Below, I’ve included a full comparison of several rankings.

ranks = pd.DataFrame({"Kendall's Tau": draft_scores.sort_values('Tau_Overall', ascending = False).index,
                      "Spearman's Rho": draft_scores.sort_values('Rho_Overall', ascending = False).index,
                      "Kendall's Tau Round 1": draft_scores.sort_values('Rho_Round1', ascending = False).index,
                      'Nylon Calculus': ['DraftExpress', 'NBADraft', 'NBA', 'Parrish', 'Vecenie',
                                      'NBADraftConsensus', 'BR', 'SI']
                              })
ranks.index = np.arange(1,9) 
ranks.index.name = 'Rank'
ranks
Kendall's Tau Kendall's Tau Round 1 Nylon Calculus Spearman's Rho
Rank
1 DraftExpress DraftExpress DraftExpress DraftExpress
2 NBA Parrish NBADraft NBADraft
3 NBADraft NBADraft NBA Vecenie
4 Vecenie SI Parrish NBA
5 Parrish NBA Vecenie Parrish
6 NBADraftConsensus NBADraftConsensus NBADraftConsensus BR
7 BR Vecenie BR NBADraftConsensus
8 SI BR SI SI

I think my rankings compare favorably with the weighted absolute error-based rankings presented in the Nylon Calculus article. There are a few switched positions here and there, but I would argue that in the aggregrate they are very similar. Perhaps the most glaring discrepancy concerns the NBADraft.net rankings. By Kendall’s $\tau$, it was the fourth best mock, while Nylon Calculus placed it second. In the end, I believe that rank correlation-based metrics are more suitable to assess the mock draft predictions, as NBA draft picks are ordinal by nature.

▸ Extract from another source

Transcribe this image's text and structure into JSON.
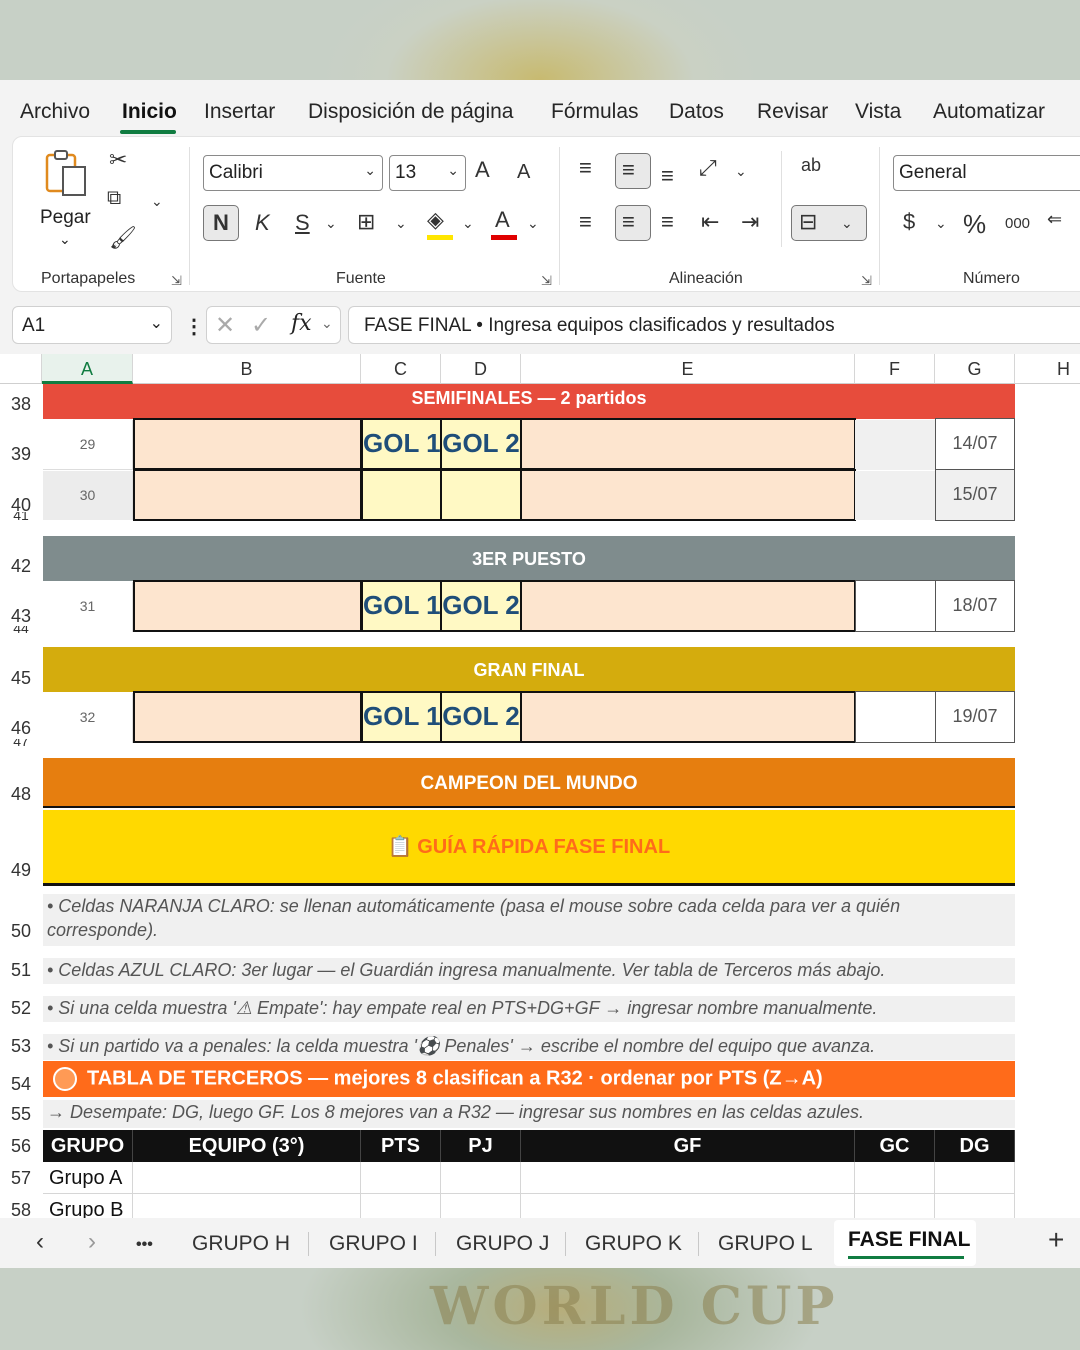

The rank methods are not perfect, however. Most notably, it should be a bigger deal to miss the first pick by one slot than the $52^{nd}$ selection by one slot. This is not captured in the correlation methods presented here and hopefully can be incorporated in the future. Nevertheless, I would still lend a good deal of credence to the correlation-based methods.